Tonight we were looking for an exhibition Rodney had heard about and particularly wanted to see. At last we found it, a small, red-lit, overheated room where eight men crouched or stood around a table on which a woman was seated, feet upon its surface.
She hauled up her skirts. ‘Gimme a cigarette,’ she ordered.
Rodney stepped forward, offering a tin of duty-free Benson and Hedges. She took one and, putting down the tin, he lit it for her. Inhaling deeply, the woman lay back on her elbows and inserted the cigarette between the lips of her vagina. I with the rest in the airless crowded room stared in astonishment as her abdomen contracted, then relaxed. A cloud of blue smoke puffed out, wreathing through the black forest of her pubic hair to float toward the ceiling. My startled glance flinched from the sight to the Benson and Hedges tin on the table between her legs. The brand’s advertising slogan, featuring on poster hoardings throughout the country and current for years, slanted in copperplate script across the open lid: Where Only the Best Will Do.
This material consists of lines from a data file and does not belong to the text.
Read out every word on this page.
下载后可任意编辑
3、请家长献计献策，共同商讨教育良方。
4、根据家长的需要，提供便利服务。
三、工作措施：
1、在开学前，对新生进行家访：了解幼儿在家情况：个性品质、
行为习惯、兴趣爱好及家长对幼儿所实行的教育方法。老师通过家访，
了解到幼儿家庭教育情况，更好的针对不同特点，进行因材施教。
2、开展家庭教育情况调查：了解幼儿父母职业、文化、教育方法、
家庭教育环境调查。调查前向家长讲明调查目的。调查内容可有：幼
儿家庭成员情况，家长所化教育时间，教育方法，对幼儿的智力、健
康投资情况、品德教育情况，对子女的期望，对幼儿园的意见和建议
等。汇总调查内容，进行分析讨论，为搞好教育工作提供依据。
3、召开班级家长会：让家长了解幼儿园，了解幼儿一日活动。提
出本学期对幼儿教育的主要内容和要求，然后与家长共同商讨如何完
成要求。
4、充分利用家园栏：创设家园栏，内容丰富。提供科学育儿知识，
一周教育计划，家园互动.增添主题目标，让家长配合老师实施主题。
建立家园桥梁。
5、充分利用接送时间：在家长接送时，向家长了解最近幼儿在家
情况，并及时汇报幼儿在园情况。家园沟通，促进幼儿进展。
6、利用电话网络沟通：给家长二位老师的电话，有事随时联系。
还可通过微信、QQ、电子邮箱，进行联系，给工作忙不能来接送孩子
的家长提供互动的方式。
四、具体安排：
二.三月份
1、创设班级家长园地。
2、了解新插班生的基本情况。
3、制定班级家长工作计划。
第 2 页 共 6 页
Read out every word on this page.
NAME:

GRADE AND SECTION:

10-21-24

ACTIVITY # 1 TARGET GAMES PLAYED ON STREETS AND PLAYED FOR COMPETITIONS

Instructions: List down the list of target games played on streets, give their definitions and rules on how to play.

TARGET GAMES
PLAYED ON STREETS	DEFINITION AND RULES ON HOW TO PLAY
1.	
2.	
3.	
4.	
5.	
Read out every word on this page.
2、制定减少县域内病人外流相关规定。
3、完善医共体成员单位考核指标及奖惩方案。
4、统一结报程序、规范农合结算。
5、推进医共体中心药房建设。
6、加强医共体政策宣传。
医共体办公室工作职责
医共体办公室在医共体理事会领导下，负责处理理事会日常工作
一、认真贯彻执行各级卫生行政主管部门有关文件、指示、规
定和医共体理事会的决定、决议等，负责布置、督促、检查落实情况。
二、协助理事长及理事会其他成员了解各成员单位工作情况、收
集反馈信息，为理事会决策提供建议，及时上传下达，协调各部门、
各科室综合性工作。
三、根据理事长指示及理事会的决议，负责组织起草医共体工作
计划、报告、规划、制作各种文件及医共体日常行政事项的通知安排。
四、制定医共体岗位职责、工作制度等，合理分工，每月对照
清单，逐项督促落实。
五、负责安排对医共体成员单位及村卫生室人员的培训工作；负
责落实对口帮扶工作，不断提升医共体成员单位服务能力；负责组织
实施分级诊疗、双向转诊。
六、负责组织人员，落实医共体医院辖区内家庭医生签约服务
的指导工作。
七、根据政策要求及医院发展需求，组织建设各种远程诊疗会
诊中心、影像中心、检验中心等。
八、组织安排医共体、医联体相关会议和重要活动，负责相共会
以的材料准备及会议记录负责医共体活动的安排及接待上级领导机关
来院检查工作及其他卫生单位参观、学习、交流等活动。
Much later we found our way back to the car parked by the Alster. My own drunkenness had by now transmuted into a stoned-out lucidity that welcomed the idea of the eighty-mile drive ahead, but Rodney didn’t want the fun to end. While getting into the car he spotted a covey of duck on the water, thirty yards from shore. Grabbing my .22 revolver from the door pocket where I kept it, he rested his elbows on the convertible’s soft-top to take unsteady aim. Bang … bang … bang … bang … bang … bang … In the absolute tranquillity of the city’s dawn he loosed off six rounds, happily missing wide.